Lin Xin fut amusée par son clin d'œil exagéré. « L'héritier du duc Dingguo et futur duc Dingguo, ce n'est pas mieux que prince consort de comté ? »
« Bien sûr, l'héritier du duc Dingguo a encore un duc Dingguo au-dessus de lui, et futur duc Dingguo est plein d'incertitudes. Mais le prince consort de Chenxi n'est-il pas déjà à portée de main ? » Mo Ziyuan écarquilla les yeux de façon théâtrale.
« Ce n'est pas certain. Hé, non — qui a dit que je te laisserais être prince consort ? Je suis une femme indépendante. Vivre seule, c'est très bien. Hmph ! » Lin Xin faisait un tsundere extrême.
« Pas question, ce prince consort je l'ai précommandé depuis longtemps. Une fois le décret impérial tombé, j'irai trouver Sa Majesté pour qu'il nous accorde notre mariage. Tu es à moi.
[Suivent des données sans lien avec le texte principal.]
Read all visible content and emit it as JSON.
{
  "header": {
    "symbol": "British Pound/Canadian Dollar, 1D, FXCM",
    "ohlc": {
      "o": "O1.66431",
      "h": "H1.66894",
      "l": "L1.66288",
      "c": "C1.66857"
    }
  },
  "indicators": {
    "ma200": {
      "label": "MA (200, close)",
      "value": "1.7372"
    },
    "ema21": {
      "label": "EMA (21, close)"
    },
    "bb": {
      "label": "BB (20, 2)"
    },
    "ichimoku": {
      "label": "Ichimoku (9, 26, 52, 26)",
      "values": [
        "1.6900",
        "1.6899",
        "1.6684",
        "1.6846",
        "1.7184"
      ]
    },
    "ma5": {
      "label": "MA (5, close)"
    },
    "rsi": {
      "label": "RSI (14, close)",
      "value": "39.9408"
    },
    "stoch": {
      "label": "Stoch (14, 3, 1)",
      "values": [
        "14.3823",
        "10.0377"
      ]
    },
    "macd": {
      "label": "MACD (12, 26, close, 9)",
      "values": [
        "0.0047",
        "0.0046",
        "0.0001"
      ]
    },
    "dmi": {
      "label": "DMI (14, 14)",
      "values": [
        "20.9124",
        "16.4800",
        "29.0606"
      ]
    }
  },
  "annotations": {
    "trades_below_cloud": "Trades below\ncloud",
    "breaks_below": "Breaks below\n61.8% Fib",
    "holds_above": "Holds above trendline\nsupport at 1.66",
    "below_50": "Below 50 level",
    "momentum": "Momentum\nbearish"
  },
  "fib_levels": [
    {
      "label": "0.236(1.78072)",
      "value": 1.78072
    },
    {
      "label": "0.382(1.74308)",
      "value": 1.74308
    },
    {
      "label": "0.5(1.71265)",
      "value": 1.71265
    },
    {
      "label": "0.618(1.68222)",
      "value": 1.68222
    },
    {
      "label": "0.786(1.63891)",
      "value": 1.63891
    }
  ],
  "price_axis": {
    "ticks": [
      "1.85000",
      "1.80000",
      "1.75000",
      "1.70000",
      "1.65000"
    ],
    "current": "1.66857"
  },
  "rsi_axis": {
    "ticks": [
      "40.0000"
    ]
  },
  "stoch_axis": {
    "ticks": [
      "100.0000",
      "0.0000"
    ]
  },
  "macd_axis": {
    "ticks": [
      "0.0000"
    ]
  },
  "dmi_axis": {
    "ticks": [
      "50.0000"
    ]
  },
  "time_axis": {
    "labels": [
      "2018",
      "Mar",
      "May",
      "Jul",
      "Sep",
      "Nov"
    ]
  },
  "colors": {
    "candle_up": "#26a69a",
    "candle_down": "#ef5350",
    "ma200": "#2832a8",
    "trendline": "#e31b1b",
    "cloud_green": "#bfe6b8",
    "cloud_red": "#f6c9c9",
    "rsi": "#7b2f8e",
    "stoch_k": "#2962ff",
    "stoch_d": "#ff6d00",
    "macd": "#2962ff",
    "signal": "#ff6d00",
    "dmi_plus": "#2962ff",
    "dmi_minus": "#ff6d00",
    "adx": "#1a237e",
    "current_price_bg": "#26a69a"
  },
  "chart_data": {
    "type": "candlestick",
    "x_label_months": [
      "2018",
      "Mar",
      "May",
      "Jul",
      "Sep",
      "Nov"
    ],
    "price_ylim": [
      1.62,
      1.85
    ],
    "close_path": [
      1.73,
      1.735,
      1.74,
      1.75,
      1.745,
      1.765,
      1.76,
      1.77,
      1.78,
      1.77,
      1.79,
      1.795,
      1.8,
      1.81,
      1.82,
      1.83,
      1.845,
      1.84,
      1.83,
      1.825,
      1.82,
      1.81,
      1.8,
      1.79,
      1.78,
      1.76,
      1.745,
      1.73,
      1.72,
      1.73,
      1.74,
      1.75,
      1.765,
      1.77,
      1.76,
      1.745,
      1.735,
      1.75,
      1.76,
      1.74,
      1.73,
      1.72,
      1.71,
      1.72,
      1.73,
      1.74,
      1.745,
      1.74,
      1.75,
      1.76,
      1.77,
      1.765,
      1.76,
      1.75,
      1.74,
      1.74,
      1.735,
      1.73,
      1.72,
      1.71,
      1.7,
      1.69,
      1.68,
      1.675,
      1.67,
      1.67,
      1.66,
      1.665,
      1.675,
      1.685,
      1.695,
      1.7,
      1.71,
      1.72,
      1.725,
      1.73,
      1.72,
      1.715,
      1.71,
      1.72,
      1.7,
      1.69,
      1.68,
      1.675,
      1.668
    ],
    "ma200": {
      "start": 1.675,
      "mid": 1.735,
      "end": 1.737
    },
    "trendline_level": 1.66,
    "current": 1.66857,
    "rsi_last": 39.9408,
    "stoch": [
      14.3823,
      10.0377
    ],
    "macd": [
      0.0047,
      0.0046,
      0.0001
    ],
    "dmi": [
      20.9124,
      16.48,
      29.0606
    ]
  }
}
À moins que je ne meure, je ne te laisserai absolument pas me quitter. »
L'expression de Mo Ziyuan devint très sérieuse. « Xin'er, veux-tu m'épouser ? À l'avenir, je te protégerai de toutes les tempêtes. Nous élèverons Nan Nan ensemble. Tu pourras encore faire ce que tu aimes. Crois-moi — le titre d'épouse de Mo Ziyuan ne deviendra absolument pas tes entraves. D'accord ? »
Face à son expression sérieuse qui attendait une réponse, Lin Xin eut soudain l'impression qu'il ressemblait à un gros chien cherchant l'affirmation de son maître, ce qui fit fondre son cœur incontrollablement. Elle essaya de relever la tête et fredonna légèrement : « Ça dépendra de tes performances. »
« Xin'er, sois tranquille. Je ne te décevrai absolument pas ! » Entendant la réponse de Lin Xin, Mo Ziyuan rayonna de l'intérieur. Son visage d'ordinaire froid et sternes devant elle avait un air particulièrement bête.